Unfortunately, finding a perfect-fit plug-and-play year-end close checklist is not that easy. In my role as CEO of Accusource, a firm that provides outsourced portfolio accounting solutions to RIAs and family offices, I have seen my share of January nightmare scenarios that could have easily been avoided with a little December preventive maintenance.
Here are some pitfalls to avoid and 3 tips for a smoother end of year closing.
Year-End Closing Calendar : Begin With the End in Mind
It is natural to think through processes as sequential steps in chronological order. However, this rule does not apply to designing the perfect year-end closing calendar. For best results, you must start at the end, not the beginning.
Let’s assume that client reports must go out on business day 15. Knowing that marker, and understanding the typical timeframe for activities that precede the release of the statements, you can map out the entire schedule. If the print vendor needs 3-5 business days to generate the statements, and the internal review of the reports takes about 5 business days, your year-end close calendar might look like this.
- Business days 3 – 4: Conduct data checks.
- Business day 5: Generate preliminary reports.
- Business days 5 – 9: Review and trouble-shoot the reports.
- Business day 10: Reports sent to the third party print vendor.
- Business day 15: Reports go out to the client.
Given the condensed timeline, why wait until business day 5 to generate the first round of reports? In my experience, late changes and reversals of trades and data processed by the custodian after business day 1 are not unusual. For example, a client with an equities-only investment strategy might have 10,000 bonds allocated to his account in error. Re-allocating the trade and correcting the portfolio holdings may take the custodian a day or two. So, even if the data is available sooner, I recommend waiting to be sure you are starting with the cleanest dataset possible.
Review Realized Gains and Losses
One of the first checks you should do in early to mid-December is to run a realized gain and loss report by client. This is both important and urgent, since the window for action closes on December 31. You might imagine that this step is obvious, but I have seen advisors miss it and hurt client relationships. I recommend making it a part of your close checklist.

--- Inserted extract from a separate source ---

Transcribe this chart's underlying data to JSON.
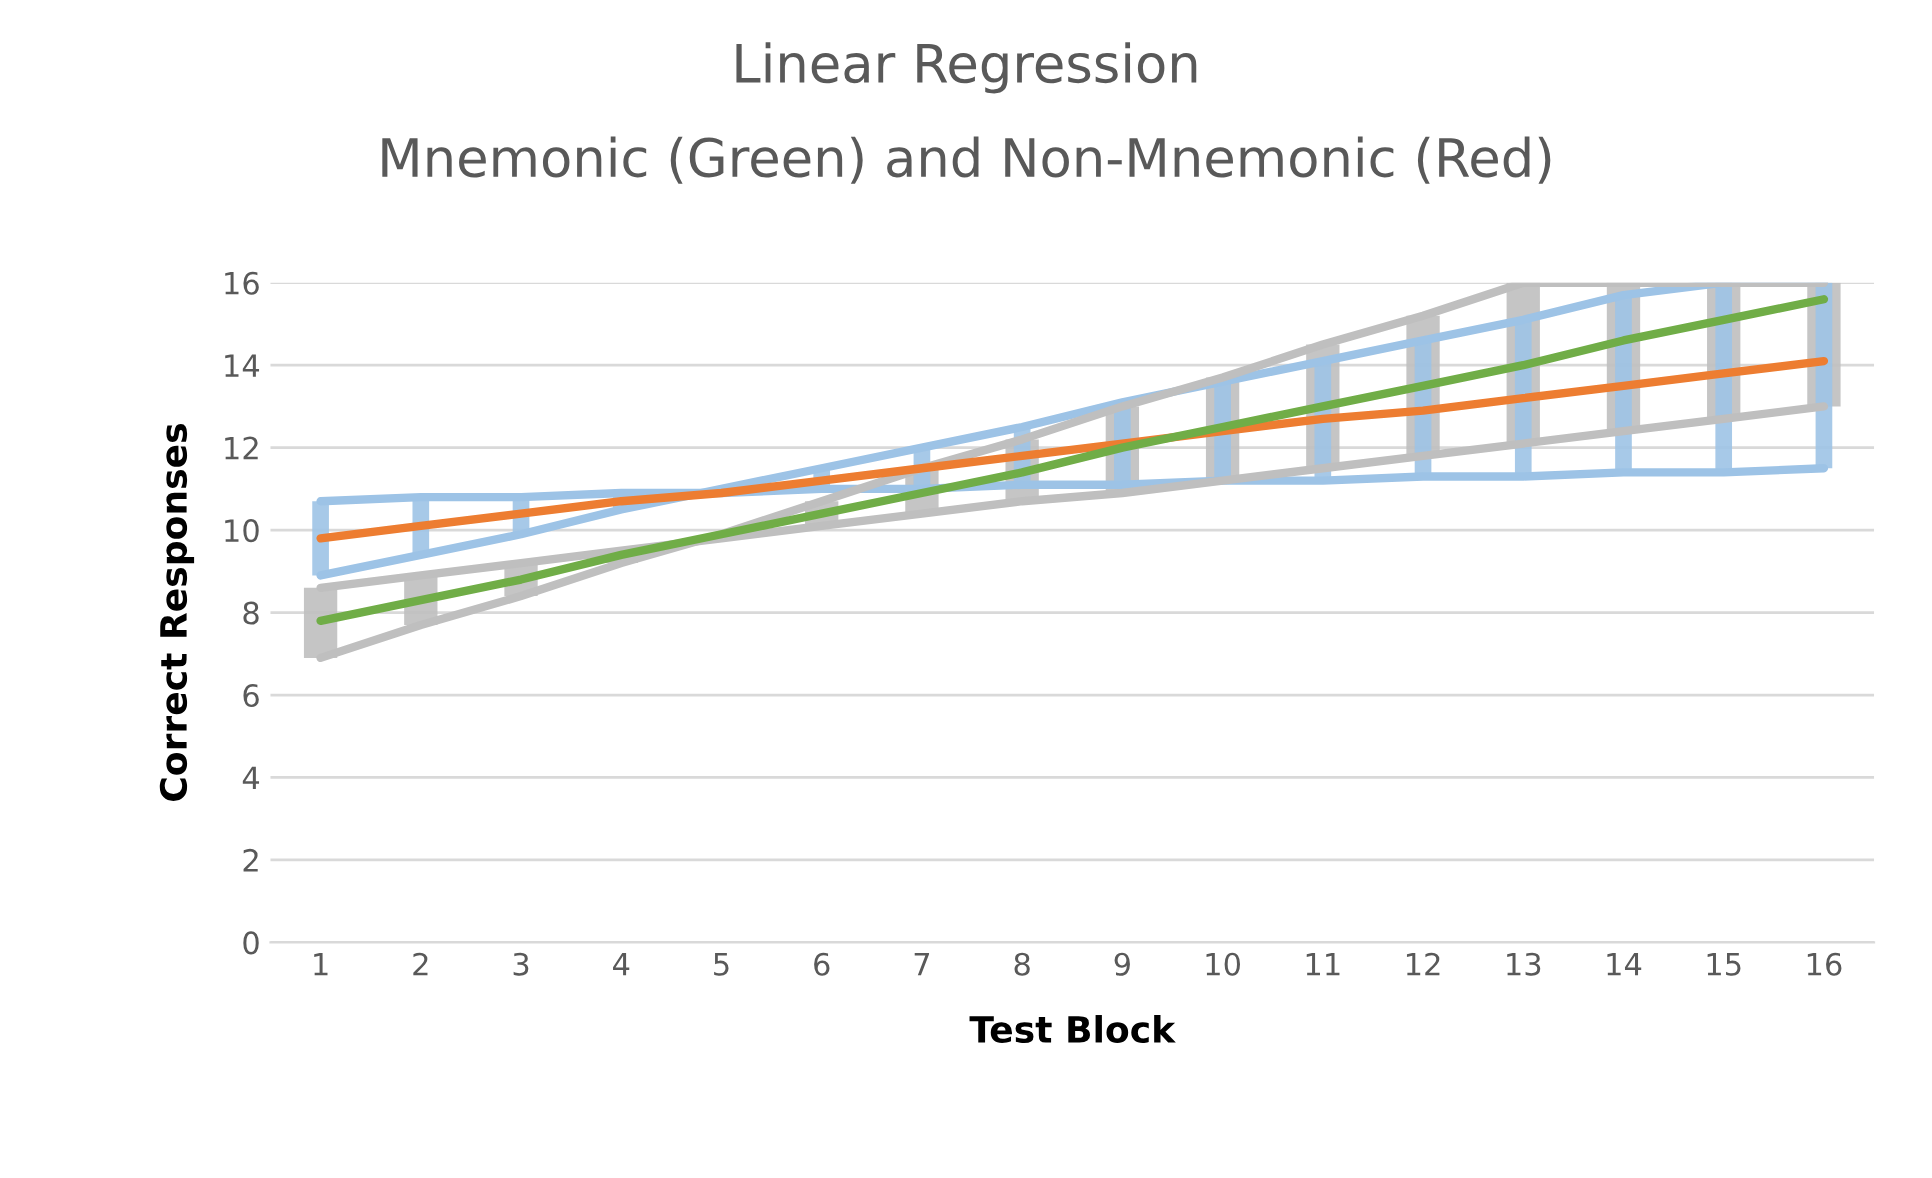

Keep in mind that simply flagging large realized gains or losses is not enough. The focus of the review should be on identifying all unintended tax consequences. The direction and the level of undesirable tax impact will vary based on the client’s financial situation and goals, so be sure that you assign this task to the individual with the background knowledge to make the right judgment calls. (See The Truth About Cost Basis Reporting for more ideas on optimal account reconciliation)
Change Procedures that Don’t Serve You
You have a standard month-end close checklist and your staff follows it reasonably well. Are you done? Not so fast! I have seen many clients stick with outdated procedures that ultimately do more harm than good.
Take a recent example of a client who had a considerable volume of foreign equity trades to reconcile. The standard operating procedure was to reconcile everything monthly, but because the volume of trades was so high, the team kept running out of time. The reconciliation process would turn into a disaster as staff predictably scrambled to research all the variances before the deadline. The team never had a good comfort level with the accuracy of the reports. In short, everyone hated the recon process, but stuck with it anyway. (See Four Guidelines to Procedures That Actually Work)
If you have accounts with significant transactions in foreign equities, currencies or with a history of errors, I recommend reconciling them more frequently. Of course, weekly or daily reconciliations requires more effort on a consistent basis. In exchange, you and your clients benefit from work completed without the frantic rush, which minimizes errors. It can also free up your staff to focus on other activities at month-end.
I encourage all of my clients to review key procedures, identify any that might be less than optimal and tweak them accordingly. Do not wait until some future time when you might be less busy. That time will most likely never come!
Every client’s perfect year-end close calendar will look different. However, all well-designed year-end workflows include an opportunity to catch and correct unintended tax consequences and reporting errors. Preventing mistakes is often less costly than fixing them in terms of time, money and reputational risk. After all, no detail is too small when it comes to exceeding your clients’ expectations.